Astrologer's Game," [n31 A. Bernhardi, "Vier Konige," BA 19 (1936), pp. 17If. See J. Needham, Science and Civilization in China, vol. 4, Pt. I: Physics (1962), p. 325, about a book on chess published in 1571 under the title Uranomachia seu Astrologorum Ludus.] whereas the Chinese chessboard shows the Milky Way dividing the two camps. Which goes to show that the Icelanders knew what they were talking about.

Finally, there is one remarkable and disturbing coincidence from the same direction. It is known that in the final battle of the gods, the massed legions on the side of "order" are the dead warriors, the "Einherier" who once fell in combat on earth and who have been transferred by the Valkyries to reside with Odin in Valhalla—a theme much rehearsed in heroic poetry. On the last day they issue forth to battle in martial array. Says the Grimnismal (23): "Five hundred gates and forty more are in the mighty building of Walhalla—eight hundred 'Einherier' come out of each one gate—on the time they go out on defence against the Wolf."

That makes 432,000 in all, a number of significance from of old. This number must have had a very ancient meaning, for it is also the number of syllables in the Rigveda. But it goes back to the basic figure 10,800, the number of stanzas in the Rigveda (40 syllables to a stanza) which, together with 108, occurs insistently in Indian tradition. 10,800 is also the number which has been given by Heraclitus for the duration of the Aion, according to Censorius (De die natali 18), whereas Berossos made. the Babylonian Great Year to last 432,000 years.
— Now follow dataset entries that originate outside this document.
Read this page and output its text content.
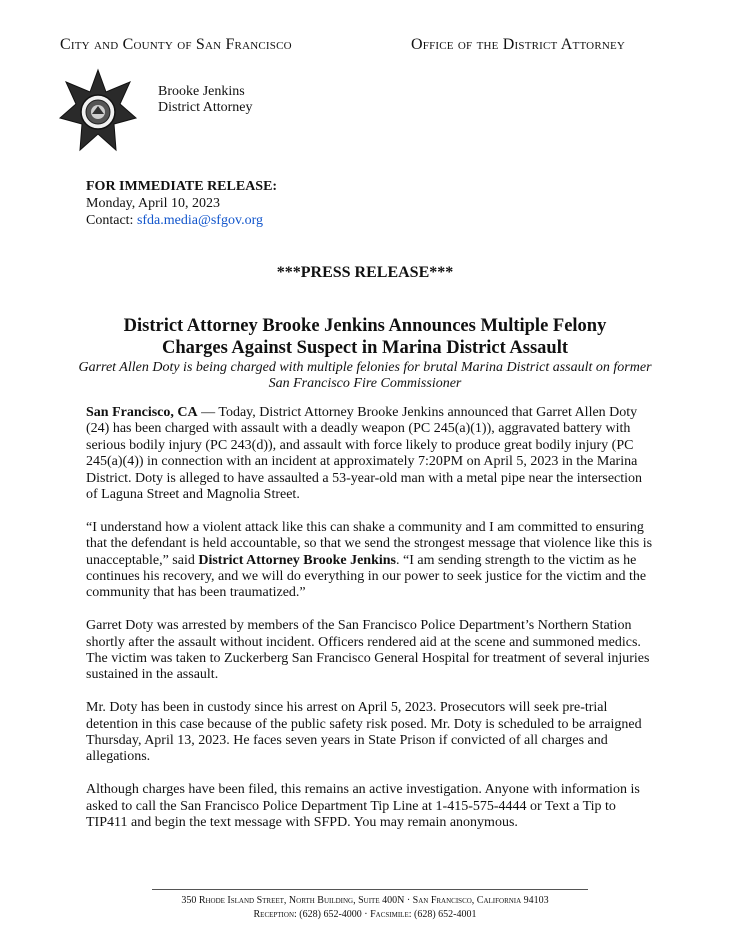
City and County of San Francisco	Office of the District Attorney
Brooke Jenkins
District Attorney
FOR IMMEDIATE RELEASE:
Monday, April 10, 2023
Contact: sfda.media@sfgov.org
***PRESS RELEASE***
District Attorney Brooke Jenkins Announces Multiple Felony
Charges Against Suspect in Marina District Assault
Garret Allen Doty is being charged with multiple felonies for brutal Marina District assault on former San Francisco Fire Commissioner

San Francisco, CA — Today, District Attorney Brooke Jenkins announced that Garret Allen Doty (24) has been charged with assault with a deadly weapon (PC 245(a)(1)), aggravated battery with serious bodily injury (PC 243(d)), and assault with force likely to produce great bodily injury (PC 245(a)(4)) in connection with an incident at approximately 7:20PM on April 5, 2023 in the Marina District. Doty is alleged to have assaulted a 53-year-old man with a metal pipe near the intersection of Laguna Street and Magnolia Street.

“I understand how a violent attack like this can shake a community and I am committed to ensuring that the defendant is held accountable, so that we send the strongest message that violence like this is unacceptable,” said District Attorney Brooke Jenkins. “I am sending strength to the victim as he continues his recovery, and we will do everything in our power to seek justice for the victim and the community that has been traumatized.”

Garret Doty was arrested by members of the San Francisco Police Department’s Northern Station shortly after the assault without incident. Officers rendered aid at the scene and summoned medics. The victim was taken to Zuckerberg San Francisco General Hospital for treatment of several injuries sustained in the assault.

Mr. Doty has been in custody since his arrest on April 5, 2023. Prosecutors will seek pre-trial detention in this case because of the public safety risk posed. Mr. Doty is scheduled to be arraigned Thursday, April 13, 2023. He faces seven years in State Prison if convicted of all charges and allegations.

Although charges have been filed, this remains an active investigation. Anyone with information is asked to call the San Francisco Police Department Tip Line at 1-415-575-4444 or Text a Tip to TIP411 and begin the text message with SFPD. You may remain anonymous.

350 Rhode Island Street, North Building, Suite 400N · San Francisco, California 94103
Reception: (628) 652-4000 · Facsimile: (628) 652-4001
Again, 10,800 is the number of bricks of the Indian fire-altar (Agnicayana) [n32 See J. Filliozat, "L'Inde et les echanges scientifiques dans l'antiqite," Cahiers d'histoire mondiale 1 (1953), pp. 358f.].

"To quibble away such a coincidence," remarks Schroder, "or to ascribe it to chance, is in my opinion to drive skepticism beyond its limits." [n33 F. R. Schroder, Altgermanische Kulturprobleme (1929), pp. 80f.]. Shall one add Angkor to the list? It has five gates, and to each of them leads a road, bridging over that water ditch which surrounds the whole place. Each of these roads is bordered by a row of huge stone figures, 108 per avenue, 54 on each side,: altogether 540 statues of Deva and Asura, and each row carries a huge Naga serpent with nine heads. Only, they do not "carry" that serpent, they are shown to "pull" it, which indicates that these 540 statues are churning the Milky Ocean, represented (poorly, indeed) by the water ditch [n34 R. von Heine-Geldern, "Weltbild und Bauform in Siidostasien," in Wiener Beitriige zur Kunst- und Kulturgeschicte 4 (1930), pp. 41f.], using Mount Mandara as a churning staff, and Vasuki, the prince of the Nagas, as their drilling rope. (Just to prevent misunderstanding: Vasuki had been asked before, and had agreeably consented, and so had Vishnu's tortoise avatar, who "was going to serve as the fixed base for that "incomparably mighty churn," and even the Milky Ocean itself had made it clear that it was willing to be churned.) The whole of Angkor thus turns out to be a colossal model set up for "alternative motion" with true Hindu fantasy and incongruousness to counter the idea of a continuous one-way Precession from west to east.

Now there is a last paragraph in the Gylfaginning, which is usually considered an afterword, and its authorship is in doubt, for it is supposed that Snorri's Edda was completed by Olaf Hvitaskald (d. 1259), Snorri's nephew. In any case, this addition is somewhat out of the previous context, but it reinforces it:

The Aesir now sat down to talk, and held their counsel, and remembered all the tales that were told to Gylfi. They gave the very same names that had been named before to the men and places that were there. This they did for the reason that, when a long time had elapsed, men should not doubt that those to whom the same names were given, were all identical. There was one who is called Thor, and he is Asa-Thor, the old. He is Oeku-Thor (Chariot-Thor) and to him are ascribed the great deeds by Hektor in Troy.

As for the rebirth of the world, another "Twilight" comes to mind. It is in the Kumulipo, a Polynesian cosmogonic myth from Hawaii. "Although we have the source of all things from chaos, it is a chaos which is simply the wreck and ruin of an earlier world." [n35 R. B. Dixon, Oceanic Mythology (1910), p. 15.].